Personal Feelings in Professional Dealings

Small recent victories:

Cardinals beat the Pirates (take that, Pittsburgh!) 

Ashley and Me at Busch Stadium

 In class yesterday, I had a moment of plie spring! into a retire position where my toe went well above my knee and everything actually stayed in place. The ability to lift and unfold the leg has never been something I’ve had an extreme struggle with, so it’s been so frustrating going back and feeling weak and turned-in with my toe pretty much digging into the lower part of my knee because I wasn’t strong enough to hold a turned-out, lifted position (you know, the way you teach it to beginner ballet levels).

Small Recent Fail: It is the final class with one of my sessions (that I admit, I took a particular shine to my students in this one) so I baked them chocolate chip cookies. No, I take that back. I burned them chocolate chip cookies. They’re all black and crumbling and sad on the bottom. Hey kids- thank you for being so polite and sweet! Who wants a chocolate angry brick?

I did not do this- or attempt to do this- for other classes for several reasons:

One- I obviously fail at being Morimoto anyways. Iron Chef Ruhlin indeed!

Two- I do not usually support giving junk food as a reward for good behavior. I tend to go with things like stickers. There’s an obesity epidemic going on and I don’t want to contribute to it (spoken like a true ballerina, hu?) Foody treats are fine, and a part of life, but I think that’s for the parents to give, not schools. Just my opinion.

Threeand I’m ashamed to admit this– there were a few classes that did not exactly inspire me to buy gifts out of my own pocket for kids that were….challenging. Some schools have different policies on everything from how teachers dress to how we’re allowed to hug the students, so I know I’m well within the legal side of interacting with students, but perhaps, and this is the part that bugs me about myself, not the emotional side. I think it’s only human to have favorites– the ones that show some potential, or simply are nice kids with a good attitude, that show up eager to learn, and not the ones that do things like slap other students and throw a stapler at your head (yes, it’s happened).

I don’t think that I have much trouble keeping it professional and keeping personal feelings out of teaching or writing. I keep the same rules of discipline and try to spread equal attention and praise around the sliding scale of favorites in students, and as a critic, if a show is good then a show is good. I think the question for me is not so much how to handle the work itself, but who to devote the work to?

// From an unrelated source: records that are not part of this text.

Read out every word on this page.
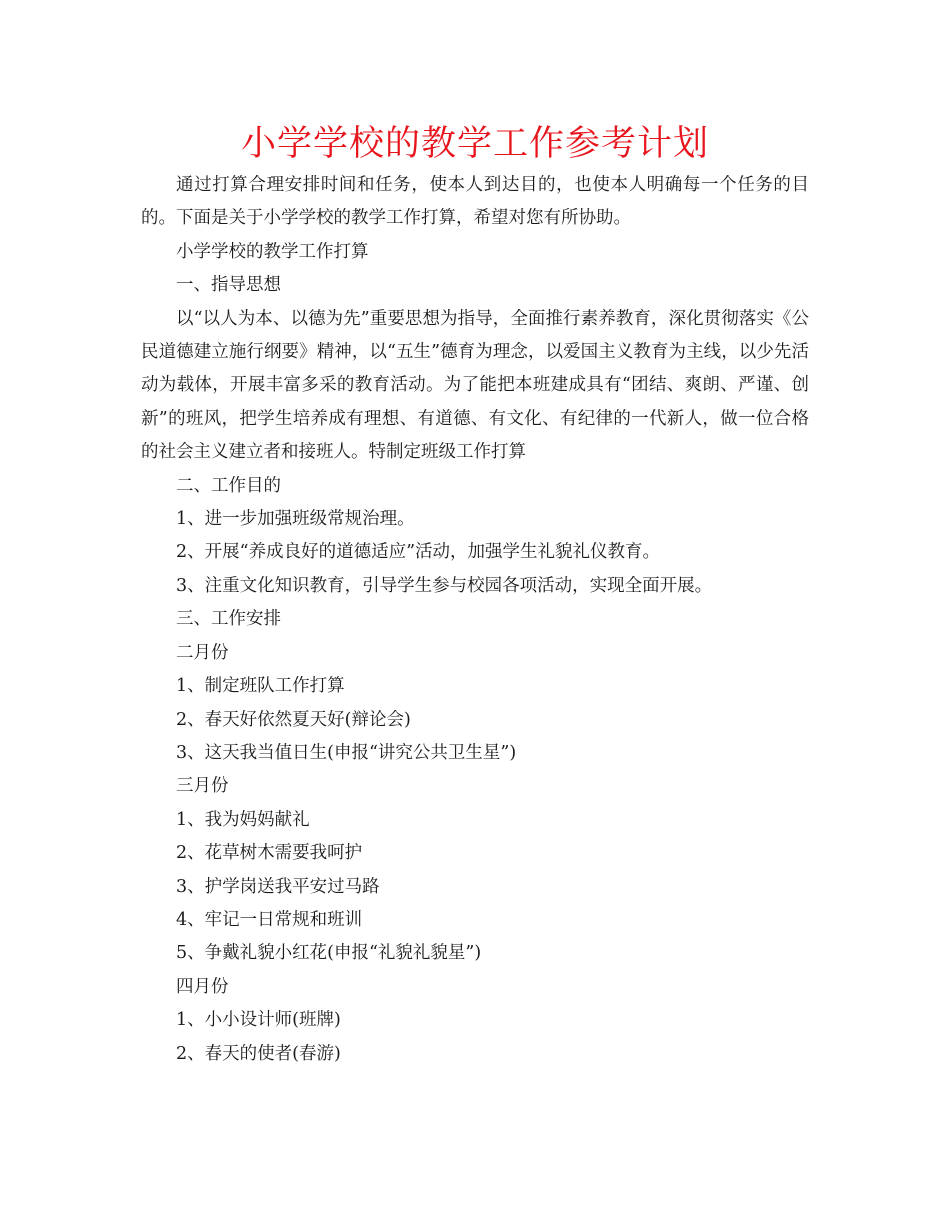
小学学校的教学工作参考计划

通过打算合理安排时间和任务，使本人到达目的，也使本人明确每一个任务的目的。下面是关于小学学校的教学工作打算，希望对您有所协助。

小学学校的教学工作打算

一、指导思想

以“以人为本、以德为先”重要思想为指导，全面推行素养教育，深化贯彻落实《公民道德建立施行纲要》精神，以“五生”德育为理念，以爱国主义教育为主线，以少先活动为载体，开展丰富多采的教育活动。为了能把本班建成具有“团结、爽朗、严谨、创新”的班风，把学生培养成有理想、有道德、有文化、有纪律的一代新人，做一位合格的社会主义建立者和接班人。特制定班级工作打算

二、工作目的

1、进一步加强班级常规治理。

2、开展“养成良好的道德适应”活动，加强学生礼貌礼仪教育。

3、注重文化知识教育，引导学生参与校园各项活动，实现全面开展。

三、工作安排

二月份

1、制定班队工作打算

2、春天好依然夏天好(辩论会)

3、这天我当值日生(申报“讲究公共卫生星”)

三月份

1、我为妈妈献礼

2、花草树木需要我呵护

3、护学岗送我平安过马路

4、牢记一日常规和班训

5、争戴礼貌小红花(申报“礼貌礼貌星”)

四月份

1、小小设计师(班牌)

2、春天的使者(春游)
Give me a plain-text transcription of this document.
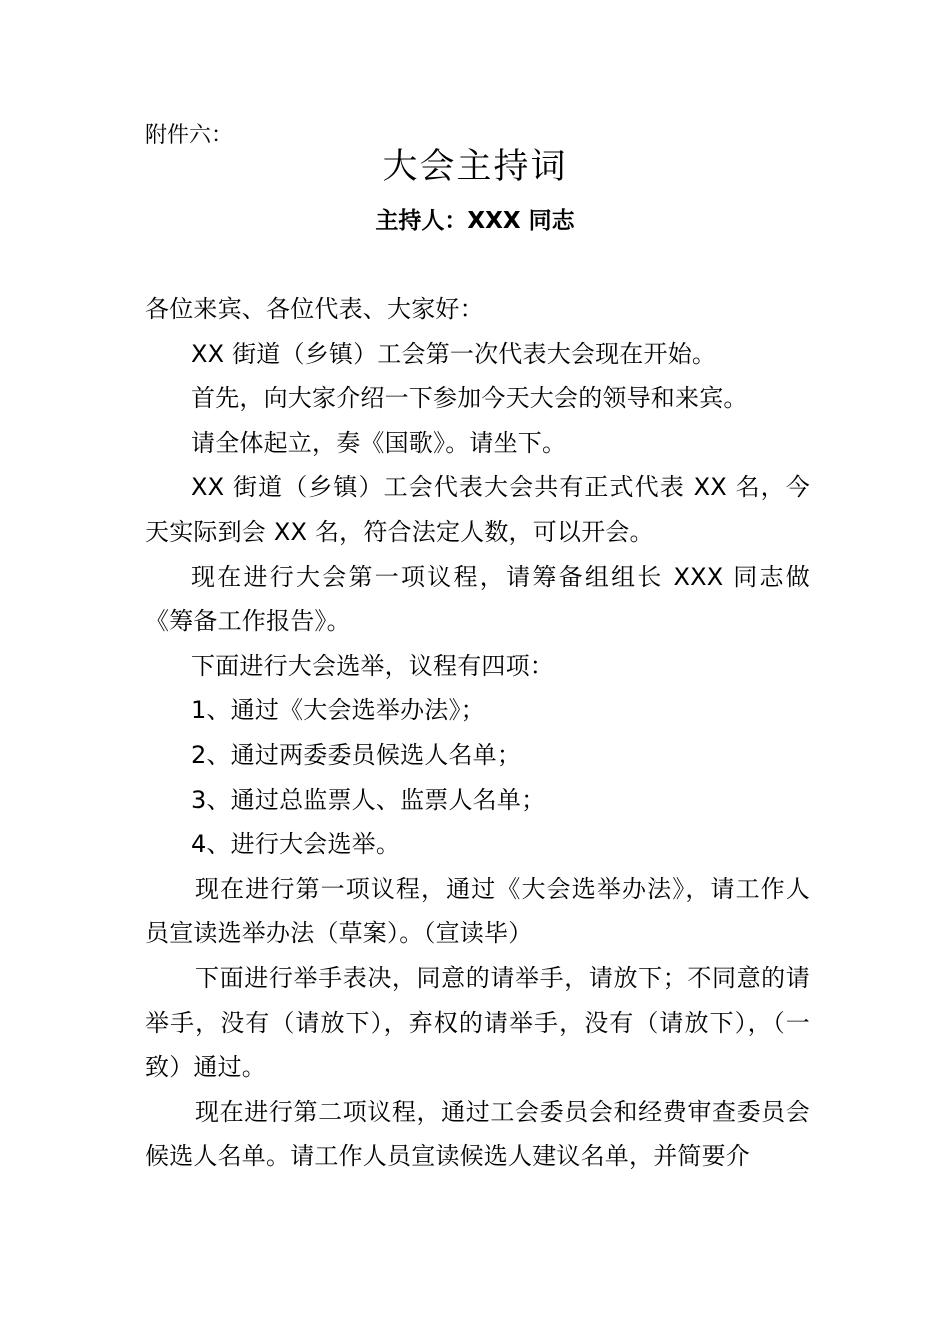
附件六：
大会主持词
主持人：XXX 同志

各位来宾、各位代表、大家好：

XX 街道（乡镇）工会第一次代表大会现在开始。

首先，向大家介绍一下参加今天大会的领导和来宾。

请全体起立，奏《国歌》。请坐下。

XX 街道（乡镇）工会代表大会共有正式代表 XX 名，今天实际到会 XX 名，符合法定人数，可以开会。

现在进行大会第一项议程，请筹备组组长 XXX 同志做《筹备工作报告》。

下面进行大会选举，议程有四项：

1、通过《大会选举办法》；

2、通过两委委员候选人名单；

3、通过总监票人、监票人名单；

4、进行大会选举。

现在进行第一项议程，通过《大会选举办法》，请工作人员宣读选举办法（草案）。（宣读毕）

下面进行举手表决，同意的请举手，请放下；不同意的请举手，没有（请放下），弃权的请举手，没有（请放下），（一致）通过。

现在进行第二项议程，通过工会委员会和经费审查委员会候选人名单。请工作人员宣读候选人建议名单，并简要介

If there is a company that has treated you or your friends badly, or where dancers have said nasty things about you, do you continue to spend money on tickets to their shows? Do you write previews or review for such places? More importantly, do I go to teach where I know it will be more of a challenge with those students? I think of how incredibly frustrated and exhausted and honestly- annoyed– I often am when I leave a classroom and feel like I had to pull every trick out of my hat to get students to listen and keep their hands to themselves. But I also feel for these kids; this kind of behavior is either learned or developed as a coping mechanism for who knows what is going on in their young lives. I know that not everyone is as lucky to have a childhood that consisted of privileged ballet class, a nice school with a small class size, parents that had time to play and help with reading, ponies and swimming on the weekends. And I keep hoping that if I pull out my best, teach a fun lesson, show some encouragement and patience, maybe dance class will be the thing that changes some attitudes or ideas of self-esteem or at least teaches a little discipline. I think as a writer and a teacher, you have to put personal feelings aside and go not where you necessarily want to go, but where you’re needed and where you’re helping the cause of art and community. (I’m not saying that anyone needs me as a teacher or critic, but I keep on trying just in case there is someone to whom it makes a difference.)

Maybe I should make burned cookies my trademark ‘thumbs-down’ for a show or class. If the kids were brats or the show stunk, I’ll send the whole lot of them a batch of burned-disaster cakes with  my official stamp of buttery disapproval. And that’s if I’m WILLING to go see the show/ teach for them in the first place…I have so many other  IMPORTANT things to do….just kidding.

I guess when all is said and done, I serve the art of dance, the St. Louis community, and excellence, whatever company it comes from and whatever school is in the most need of it. And I’ll try not to serve so many burned cookies. x0- jess


One thought on “Personal Feelings in Professional Dealings

  1. This was on the back of our bulletin at church a few weeks ago and it really spoke to me in regards to teaching:

    Promise yourself that you will talk health, happiness and prosperity as often as possible.

    Promise yourself to make all your friends know there is something in them that is special and that you value.

    Promise to think only the best, to work only for the best, and to expect only the best from yourself and others.

    Promise to be just as enthusiastic about the success of others as you are about your own.

    Promise yourself to be so strong that nothing can disturb your peace of mind.

    Promise to forget the mistakes of the past and press on to greater achievements in the future.

    Promise to wear a cheerful appearance at all times and give every person you meet a smile.

    Promise to give so much time improving yourself that you have no time to criticize others.

    Promise to be too large for worry, too noble for anger, too strong for fear, and too happy to permit trouble to press on you.